Hakyung Lee, the mother of Minu Jo, 6, and Yuna Jo, 8, is charged with their murders. Photo: Lawrence Smith/ Stuff Pool
The woman accused of killing her two children and concealing their bodies had previously told many versions of lies relating to the deaths of her children, says the Crown.
The jury heard the closing arguments today from both the Crown and the defence in the trial of Hakyung "Jasmine" Lee, who admitted causing her children's deaths in 2018 by giving them an overdose of sleeping pills, before putting them in suitcases in a storage unit in Papatoetoe.
Lee, who is self-representing and assisted by stand-by counsel, maintains she is not guilty by reason of insanity.
Her defence rests on her "descent into madness" after her husband died from cancer in November 2017, and that she wanted to kill herself and her children to spare them the pain of a parentless life.
In her closing, prosecutor Natalie Walker reminded the jury of earlier evidence from forensic psychiatrist Dr Erik Monasterio, that Lee's actions following the killing of her children - including changing her name, accessing a storage facility, and cleaning and vacating her rental property before flying business class to South Korea - showed that she had maintained capacity to undertake "complex and cognitively demanding activities".
Walker walked the jury through a timeline of what she argued was a series of lies Lee had told family, police and doctors about the deaths of her children.
In June 2022, when a pastor at Lee's mother's church in Hamilton received a call from a hospital in South Korea, Lee spoke to her mother for the first time since she left New Zealand after the killing.
When asked by her mother what happened to the children, Lee said: "Mum, I don't have kids."
Walker argued this is the first of many lies she would go on to tell about children.
Lee later confessed for the first time to forensic psychiatrist Dr Yvette Kelly that she had killed the children, but insisted that it was secondary to her main purpose of killing herself.
"To Doctor Kelly, Ms Lee described a spontaneous, misguidedly altruistic act by a mother who wasn't in her right mind, who wanted to take her own life, and who thought that killing the children in those circumstances was the morally right thing to do, I suggest this later story was Ms Lee's fourth major lie in relation to the deaths of her children," said Walker.
Walker argued that Lee's claims of attempting to take her own life twice after the deaths of her children - first by taking sleeping pills, then by hanging - were not supported by any evidence other than her own accounts.
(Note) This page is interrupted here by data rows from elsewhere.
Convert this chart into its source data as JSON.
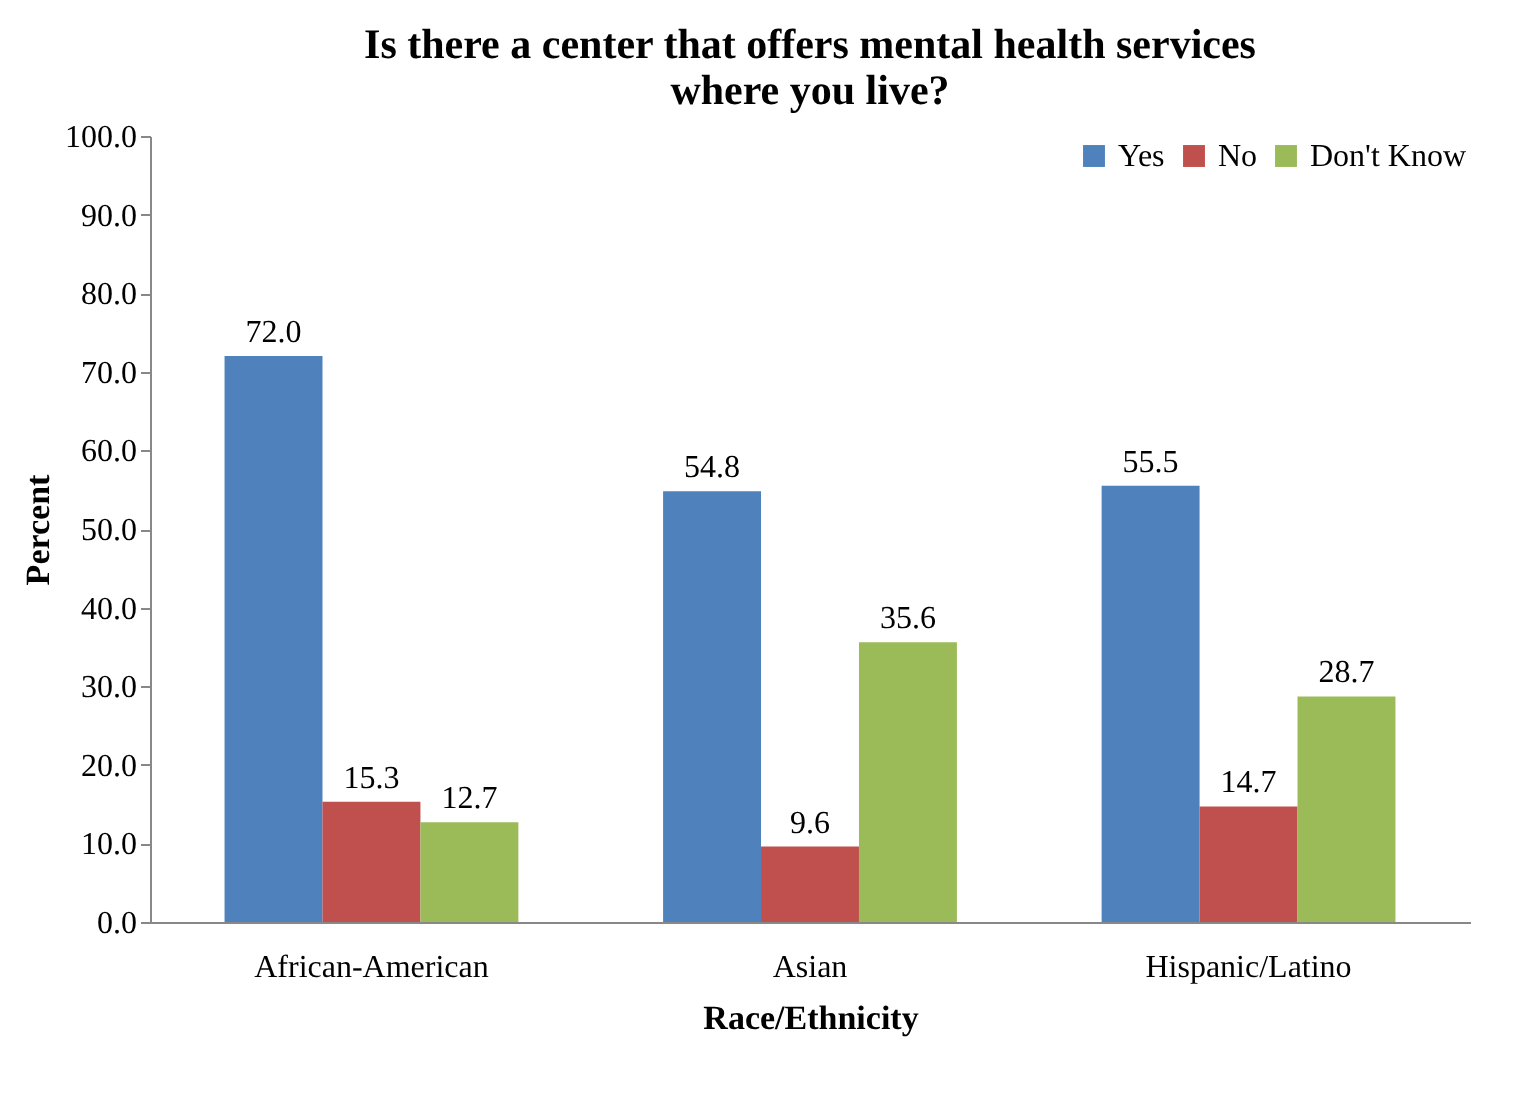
{
  "chart_data": {
    "type": "bar",
    "title": "Is there a center that offers mental health services\nwhere you live?",
    "xlabel": "Race/Ethnicity",
    "ylabel": "Percent",
    "categories": [
      "African-American",
      "Asian",
      "Hispanic/Latino"
    ],
    "series": [
      {
        "name": "Yes",
        "color": "#4f81bd",
        "values": [
          72.0,
          54.8,
          55.5
        ],
        "value_labels": [
          "72.0",
          "54.8",
          "55.5"
        ]
      },
      {
        "name": "No",
        "color": "#c0504d",
        "values": [
          15.3,
          9.6,
          14.7
        ],
        "value_labels": [
          "15.3",
          "9.6",
          "14.7"
        ]
      },
      {
        "name": "Don't Know",
        "color": "#9bbb59",
        "values": [
          12.7,
          35.6,
          28.7
        ],
        "value_labels": [
          "12.7",
          "35.6",
          "28.7"
        ]
      }
    ],
    "ylim": [
      0,
      100
    ],
    "yticks": [
      {
        "value": 0,
        "label": "0.0"
      },
      {
        "value": 10,
        "label": "10.0"
      },
      {
        "value": 20,
        "label": "20.0"
      },
      {
        "value": 30,
        "label": "30.0"
      },
      {
        "value": 40,
        "label": "40.0"
      },
      {
        "value": 50,
        "label": "50.0"
      },
      {
        "value": 60,
        "label": "60.0"
      },
      {
        "value": 70,
        "label": "70.0"
      },
      {
        "value": 80,
        "label": "80.0"
      },
      {
        "value": 90,
        "label": "90.0"
      },
      {
        "value": 100,
        "label": "100.0"
      }
    ],
    "grid": false,
    "legend": "top right"
  }
}
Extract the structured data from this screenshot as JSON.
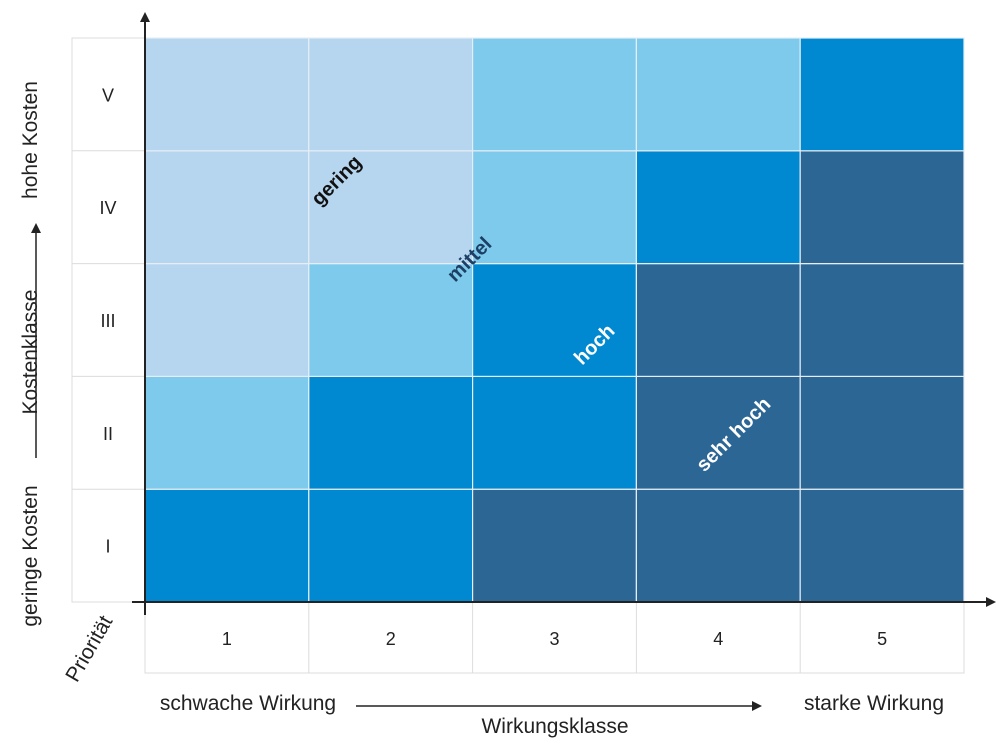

She pointed to Dr Monasterio's earlier evidence that while Lee told him she had heard hallucinatory voices telling her to kill the children, he concluded that there was no evidence of any symptoms of psychosis, and that she did not reach the threshold for having a "disease of the mind" around the alleged time of the killing.
Dr Monasterio said there was no evidence to show she did not know the moral wrongfulness of her actions, thereby concluding the defence of insanity was not available to Lee.
Walker told the jury that a person is assumed to be sane until the contrary is proven, and that the onus was on Lee to prove that she was more likely to be insane than not, around the time of the offending.
Lee must show that she was suffering from a disease of the mind that affected her in such a way that she did not know her actions were morally wrong.
Walker said Lee's actions following the deaths of the children, including wrapping them in layers of plastic bags, then putting them in suitcases and storage was no easy task and showed she knew what she was doing.
"I want to suggest to you - that that action on Ms Lee's part would've taken considerable effort.
"It would've required real planning, real care, real determination that that was what she was going to achieve, and real effort," said Walker.
In Lee's defence, stand-by counsel Lorraine Smith told the jury in her closing address that Lee has always had a fragile mental state and began her "descent into hell" after her husband died.
She painted a picture of a woman who's had three suicide attempts - including once when she was just 18, shortly before her father passed away - and relied on others to catch her and "rebalance her" when she was struggling.
Having moved to New Zealand with her parents as a 13-year-old, Lee was split between the Korean world and the new culture in Auckland, Smith said.
Smith said Lee's marriage to her husband was the longest period of good mental health in her life, and that had crumbled when he died.
Smith said Lee had no human support in the seven months following her husband's death, and that her social circle had shrunk to "nothing".
Lee went through a very dark time when she irrationally believed that the only answer is to kill herself and her children, Smith said.
Smith said Lee believed she had caused her husband and her father's death, and her son's cleft pallet, demonstrating that she was "disconnected from reality".
Smith urged the jury to look at the whole "clinical picture" of Lee's mental health, and that whether she had psychosis or not, she was tormented by the voices in her head.
Lee was a fragile woman who needed support that was not there, and she had killed her children in her fractured frame of mind, driven by mental illness, Smith argued.